Television tuners receive carriers over a predetermined range, e.g. from 50 MHz to over 860 MHz for some standards. This is a relatively wide range of frequencies compared to other electronic devices, such as cellular telephones, which operate over a frequency range of 100 MHz or so. The incoming signal power to a tuner can vary by many orders of magnitude depending on a variety of factors. For example, the distance of the tuner from the signal source or the environmental conditions may cause significant changes in the signal strength for mobile tuners. In cable systems, as many as 138 channels can be present, and each channel can vary by more than 30 dB.

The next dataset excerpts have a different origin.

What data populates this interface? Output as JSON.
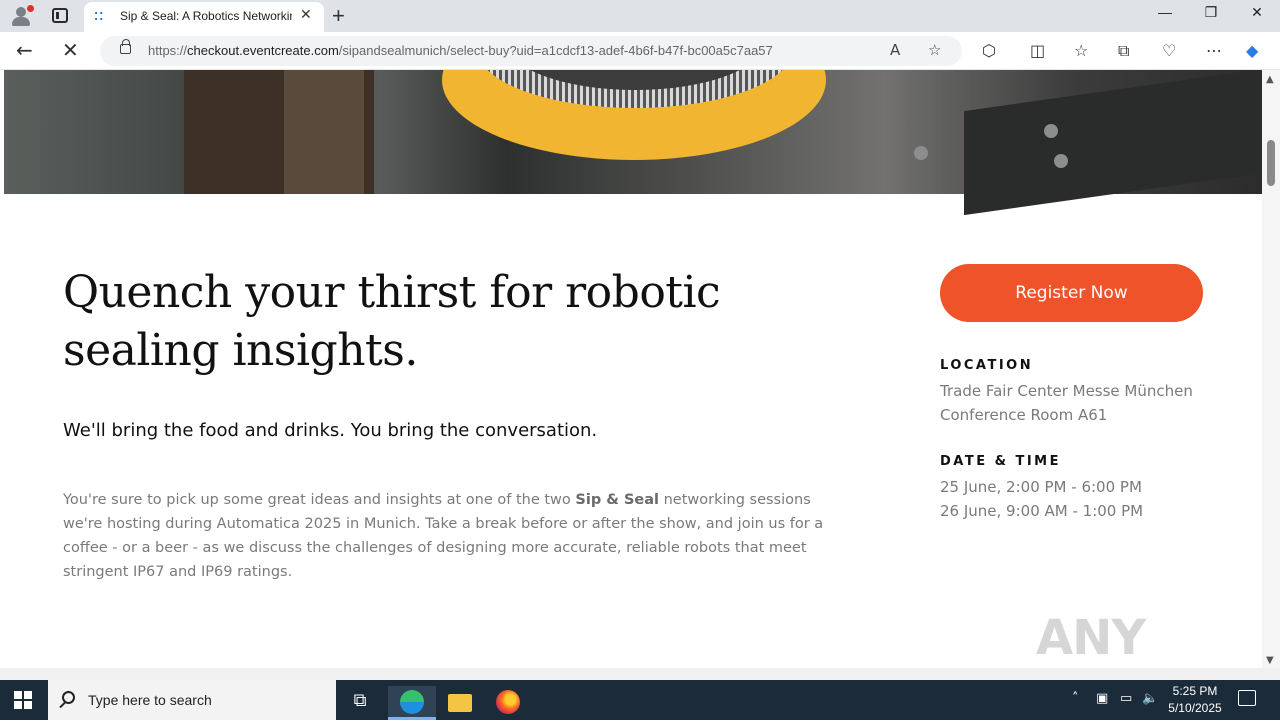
{
  "browser": {
    "tab_title": "Sip & Seal: A Robotics Networkin",
    "url_prefix": "https://",
    "url_domain": "checkout.eventcreate.com",
    "url_path": "/sipandsealmunich/select-buy?uid=a1cdcf13-adef-4b6f-b47f-bc00a5c7aa57",
    "window_controls": [
      "—",
      "❐",
      "✕"
    ]
  },
  "page": {
    "headline_line1": "Quench your thirst for robotic",
    "headline_line2": "sealing insights.",
    "subhead": "We'll bring the food and drinks. You bring the conversation.",
    "body_before": "You're sure to pick up some great ideas and insights at one of the two ",
    "body_bold": "Sip & Seal",
    "body_after": " networking sessions we're hosting during Automatica 2025 in Munich. Take a break before or after the show, and join us for a coffee - or a beer - as we discuss the challenges of designing more accurate, reliable robots that meet stringent IP67 and IP69 ratings.",
    "register_label": "Register Now",
    "location_label": "LOCATION",
    "location_line1": "Trade Fair Center Messe München",
    "location_line2": "Conference Room A61",
    "datetime_label": "DATE & TIME",
    "date1": "25 June, 2:00 PM - 6:00 PM",
    "date2": "26 June, 9:00 AM - 1:00 PM",
    "watermark": "ANY RUN"
  },
  "taskbar": {
    "search_placeholder": "Type here to search",
    "time": "5:25 PM",
    "date": "5/10/2025"
  },
  "colors": {
    "accent": "#ef5329",
    "heading": "#111111",
    "muted": "#7a7a7a"
  }
}
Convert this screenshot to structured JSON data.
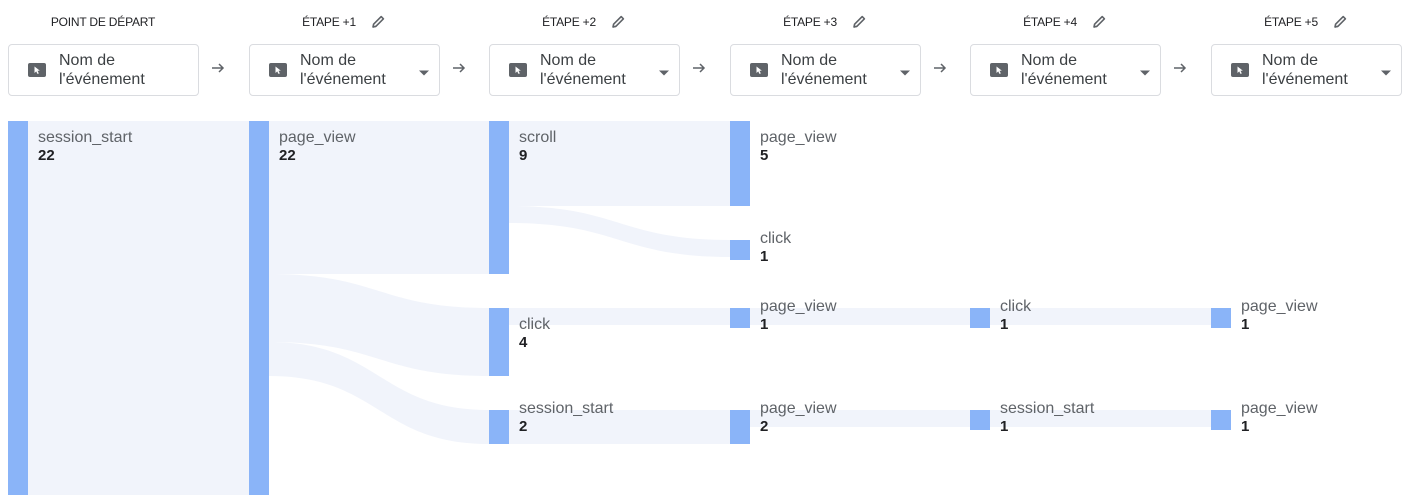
{
  "steps": [
    {
      "header": "POINT DE DÉPART",
      "editable": false,
      "selector_line1": "Nom de",
      "selector_line2": "l'événement",
      "dropdown": false
    },
    {
      "header": "ÉTAPE +1",
      "editable": true,
      "selector_line1": "Nom de",
      "selector_line2": "l'événement",
      "dropdown": true
    },
    {
      "header": "ÉTAPE +2",
      "editable": true,
      "selector_line1": "Nom de",
      "selector_line2": "l'événement",
      "dropdown": true
    },
    {
      "header": "ÉTAPE +3",
      "editable": true,
      "selector_line1": "Nom de",
      "selector_line2": "l'événement",
      "dropdown": true
    },
    {
      "header": "ÉTAPE +4",
      "editable": true,
      "selector_line1": "Nom de",
      "selector_line2": "l'événement",
      "dropdown": true
    },
    {
      "header": "ÉTAPE +5",
      "editable": true,
      "selector_line1": "Nom de",
      "selector_line2": "l'événement",
      "dropdown": true
    }
  ],
  "icons": {
    "pencil": "pencil-icon",
    "event": "cursor-event-icon",
    "caret": "caret-down-icon",
    "arrow": "arrow-right-icon"
  },
  "colors": {
    "node": "#8ab4f8",
    "link": "#f1f4fb",
    "text": "#202124",
    "label": "#5f6368"
  },
  "flow": {
    "nodes": [
      {
        "id": "n0",
        "step": 0,
        "event": "session_start",
        "count": 22
      },
      {
        "id": "n1",
        "step": 1,
        "event": "page_view",
        "count": 22
      },
      {
        "id": "n2a",
        "step": 2,
        "event": "scroll",
        "count": 9
      },
      {
        "id": "n2b",
        "step": 2,
        "event": "click",
        "count": 4
      },
      {
        "id": "n2c",
        "step": 2,
        "event": "session_start",
        "count": 2
      },
      {
        "id": "n3a",
        "step": 3,
        "event": "page_view",
        "count": 5
      },
      {
        "id": "n3b",
        "step": 3,
        "event": "click",
        "count": 1
      },
      {
        "id": "n3c",
        "step": 3,
        "event": "page_view",
        "count": 1
      },
      {
        "id": "n3d",
        "step": 3,
        "event": "page_view",
        "count": 2
      },
      {
        "id": "n4a",
        "step": 4,
        "event": "click",
        "count": 1
      },
      {
        "id": "n4b",
        "step": 4,
        "event": "session_start",
        "count": 1
      },
      {
        "id": "n5a",
        "step": 5,
        "event": "page_view",
        "count": 1
      },
      {
        "id": "n5b",
        "step": 5,
        "event": "page_view",
        "count": 1
      }
    ],
    "links": [
      {
        "from": "n0",
        "to": "n1",
        "value": 22
      },
      {
        "from": "n1",
        "to": "n2a",
        "value": 9
      },
      {
        "from": "n1",
        "to": "n2b",
        "value": 4
      },
      {
        "from": "n1",
        "to": "n2c",
        "value": 2
      },
      {
        "from": "n2a",
        "to": "n3a",
        "value": 5
      },
      {
        "from": "n2a",
        "to": "n3b",
        "value": 1
      },
      {
        "from": "n2b",
        "to": "n3c",
        "value": 1
      },
      {
        "from": "n2c",
        "to": "n3d",
        "value": 2
      },
      {
        "from": "n3c",
        "to": "n4a",
        "value": 1
      },
      {
        "from": "n3d",
        "to": "n4b",
        "value": 1
      },
      {
        "from": "n4a",
        "to": "n5a",
        "value": 1
      },
      {
        "from": "n4b",
        "to": "n5b",
        "value": 1
      }
    ]
  }
}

The change in signal strength is problematic. As the signal is introduced to the tuner, the signal is amplified by a low noise amplifier (LNA). However, if the amplitude of the signal is too large, the LNA will distort the peaks of the signal and thus degrade the output of the tuner. Accordingly, it is desirable to provide continuous control of the gain of the tuner over a wide range of input analog voltages.
However, providing control adds complexity, as well as distortion and non-linearity problems when the gain control range is extended. Altering the gain of the tuner changes the noise figure and intermodulation distortion of the tuner; noise figure generally increases as the gain decreases while intermodulation distortion increases as the gain increases. The noise figure is the ratio of the total output noise power to the output noise due to a standard input source resistance, e.g. a 50 ohm resistance or 75 ohm resistance (for cable). Intermodulation distortion of the tuner is nonlinear distortion in the output of the tuner containing frequencies that are linear combinations of the fundamental frequencies and all harmonics present in the input signals. Thus, it is also desirable to provide good linearity and a good noise figure over the entire gain control range.